As your congressman for the past 26 years, it has been my pleasure to bring you a weekly agriculture radio show. While the topics have varied from time to time, price and weather have always been of tremendous concern.
This past October, the president proposed an assistance package for hurricane victims in Florida, to be paid for with an emergency spending measure. Unfortunately, the president's package did not include assistance for farmers and ranchers in other parts of the country.
I introduced legislation to compensate farmers and ranchers who were devastated by drought, flood, freezing weather and excessive rain in 2003 and 2004. In the end, the House leadership decided to provide Florida with emergency assistance, but the assistance to producers in other parts of the country would be paid for by taking $3 billion from the Conservation Security Program enacted in the 2002 farm bill.
I continue to be concerned that the cuts made in farm conservation will have dire consequences for the future of the 2002 farm bill and will probably pave the way for large-scale cuts in agriculture programs.
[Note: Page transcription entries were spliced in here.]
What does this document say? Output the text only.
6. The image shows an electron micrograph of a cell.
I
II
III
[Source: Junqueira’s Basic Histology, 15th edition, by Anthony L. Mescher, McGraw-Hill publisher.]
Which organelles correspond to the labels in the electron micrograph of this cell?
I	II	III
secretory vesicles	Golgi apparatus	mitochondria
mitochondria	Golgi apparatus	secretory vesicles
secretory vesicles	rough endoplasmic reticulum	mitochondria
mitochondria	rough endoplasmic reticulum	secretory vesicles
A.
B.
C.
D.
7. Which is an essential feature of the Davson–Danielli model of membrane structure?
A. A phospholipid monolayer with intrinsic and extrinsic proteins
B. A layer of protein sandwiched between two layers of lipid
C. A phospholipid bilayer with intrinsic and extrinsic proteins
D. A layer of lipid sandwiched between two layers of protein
I sincerely hope that I am wrong in making this prediction.
Our country is facing tremendous challenges, both domestic and international. The best thing we can do as patriotic Americans is to unite behind our elected leaders in order to build a stronger America and to leave a legacy that we can be proud of for our children and grandchildren.
Thank you for allowing me the opportunity to represent you in Washington all these years. Very few Americans have the privilege of serving in the halls of Congress, and I can tell you it is an honor that I will always cherish.
Congressman Stenholm represented the 17th District of Texas in the U.S. House of Representatives since 1979 and was the Ranking Member of the House Committee on Agriculture for many years.